When she needs to dissent, Jackson “does so emphatically and forcefully,” Matthew said.
Jackson wrote a separate dissent explaining her reasoning in just over half of the cases in which she was in the minority.
“She’s not going out of her way to build coalitions or join for the sake of journey,” said high court veteran Carter Phillips of Sidley Austin.
In several cases, Jackson found herself in unusual company, on different sides than her liberal colleagues and even several times in agreement with Donald Trump’s first appointee, Neil Gorsuch. This was particularly so when the matter involved what they viewed as government overreach.
Her background as a longtime federal trial court judge is doing “a lot of the driving,” said Erinn Martin, the director of nominations and cross-cutting policies at the National Women’s Law Center, which supported Jackson’s nomination.

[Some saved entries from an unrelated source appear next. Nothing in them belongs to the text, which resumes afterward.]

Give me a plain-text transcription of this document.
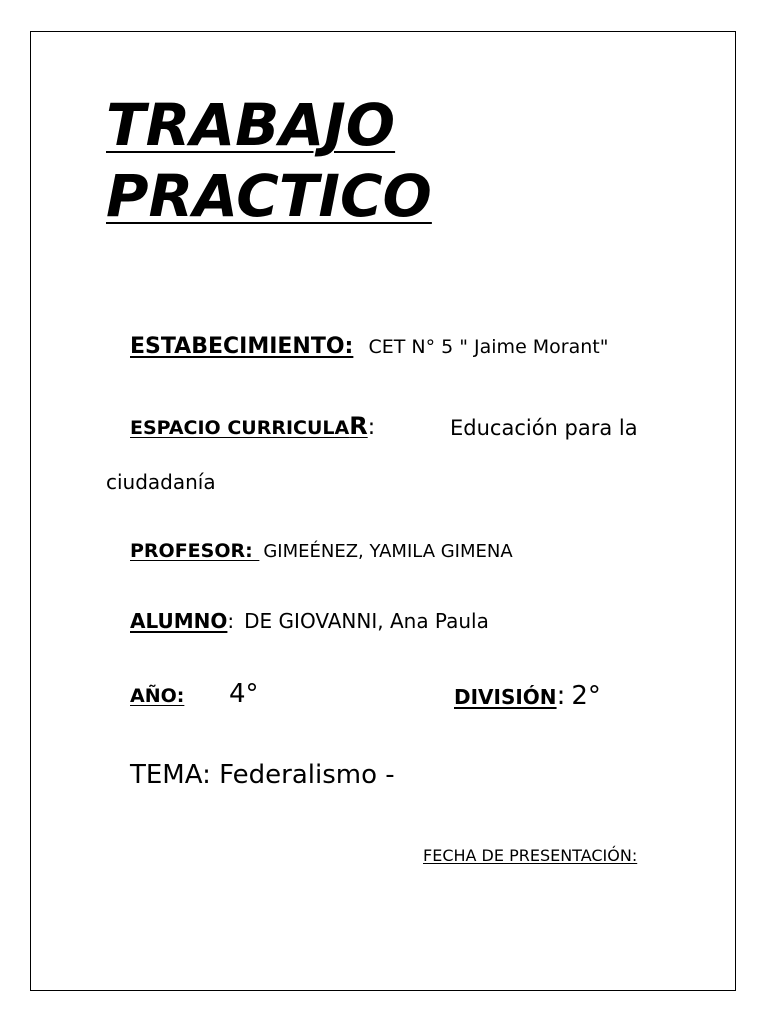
TRABAJO
PRACTICO
ESTABECIMIENTO: CET N° 5 " Jaime Morant"
ESPACIO CURRICULAR:	Educación para la
ciudadanía
PROFESOR: GIMEÉNEZ, YAMILA GIMENA
ALUMNO: DE GIOVANNI, Ana Paula
AÑO: 4°	DIVISIÓN: 2°
TEMA: Federalismo -
FECHA DE PRESENTACIÓN:
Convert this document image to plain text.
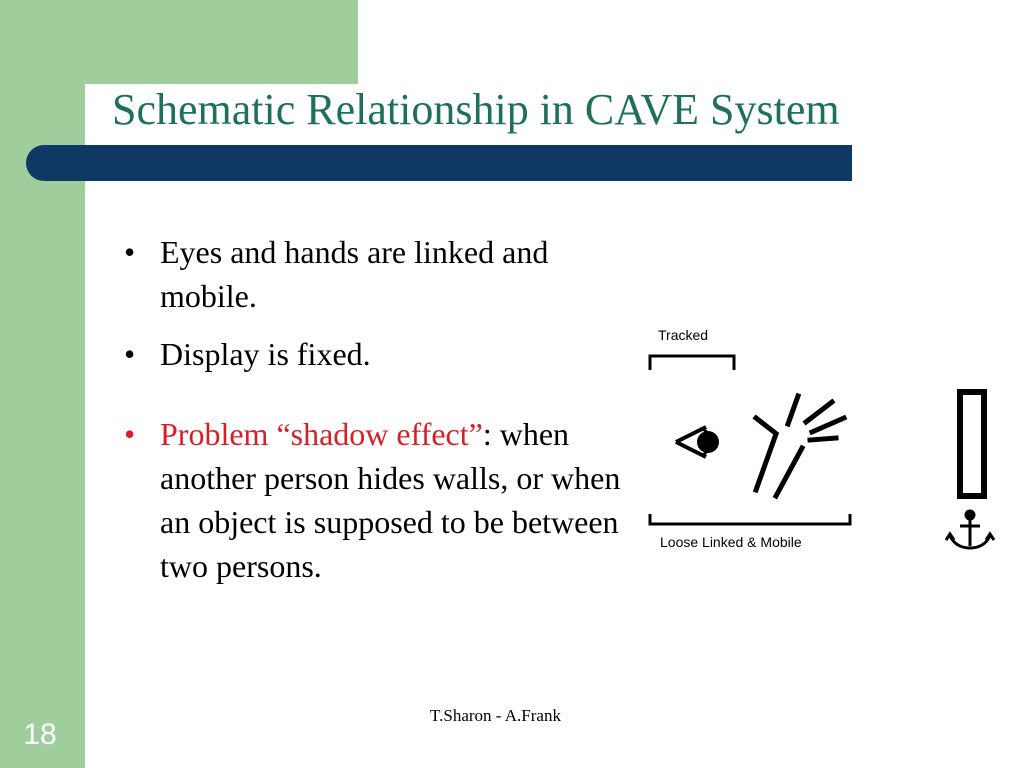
Schematic Relationship in CAVE System
• Eyes and hands are linked and mobile.
• Display is fixed.
• Problem “shadow effect”: when another person hides walls, or when an object is supposed to be between two persons.
Tracked
Loose Linked & Mobile
18
T.Sharon - A.Frank
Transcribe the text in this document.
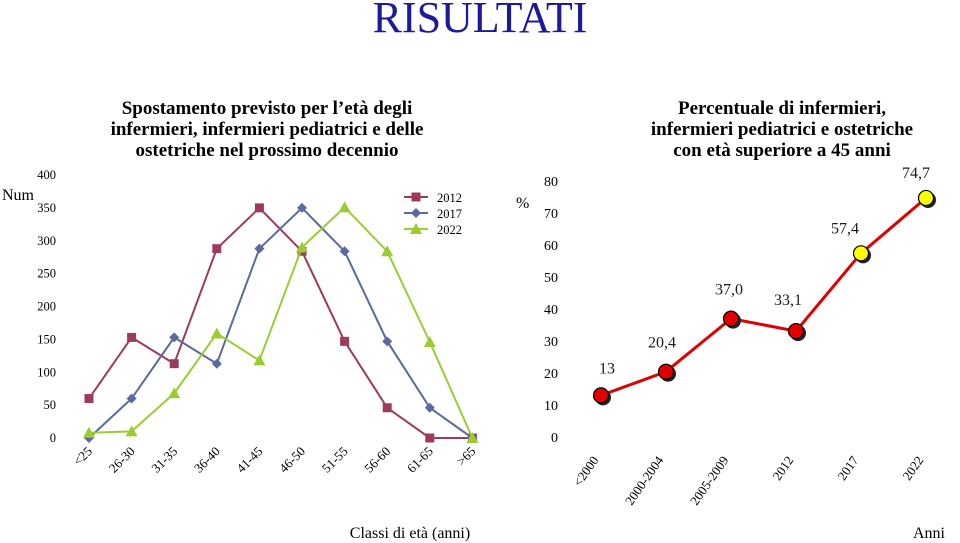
RISULTATI
Spostamento previsto per l’età degli infermieri, infermieri pediatrici e delle ostetriche nel prossimo decennio
Num
Classi di età (anni)
0
50
100
150
200
250
300
350
400
<25 26-30 31-35 36-40 41-45 46-50 51-55 56-60 61-65 >65
2012
2017
2022
Percentuale di infermieri, infermieri pediatrici e ostetriche con età superiore a 45 anni
%
Anni
0
10
20
30
40
50
60
70
80
<2000 2000-2004 2005-2009	2012	2017	2022
13
20,4
37,0
33,1
57,4
74,7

More than eight years on the DC District Court means Jackson isn’t afraid to dig into the facts of a case and explain her decisionmaking in a way that some of her colleagues with only appellate, multi-member court experience may not be as comfortable with, Martin said.
Sotomayor is the only other current justice with experience as a trial court judge, in New York.
Jackson “brought substantially more years of practice experience and experience on the bench to her role than several of her colleagues,” said Kimberly Mutcherson, co-dean and professor of law at Rutgers Law School in Camden. Prior to her taking the bench, Jackson also had practiced for years at major US law firms as a litigator.
Her experience “shows in the care and complexity of her questioning during oral arguments and the very grounded and constitutionally sophisticated opinions she’s written in her short term on the Court,” Mutcherson said in an email.
Embracing Her Role
Sidley’s Phillips noted that Jackson appears as comfortable off the bench as she is on it.
Before the term began, Jackson participated in a spread in Vogue. She later reported that she kept $6,580 in designer clothing from the photo shoot by Annie Leibovitz.
In January, she announced plans to write a memoir, “Lovely One,” with Random House about her life story from growing up in Miami to her Senate confirmation to the Supreme Court in April 2022.
Toward the end of the term, Jackson spoke at law school commencement ceremonies at Boston University and American University, where she talked about lessons from a favorite reality television show, “Survivor.”
While alluding little to her maiden term, Jackson offered advice to students based on “Survivor” that might have provided insight into her own approach to the job.
“If you make the most of the resources you have, use your strengths to make your mark, and play the long game in your interactions with others, you will not only survive—you will thrive,” she said.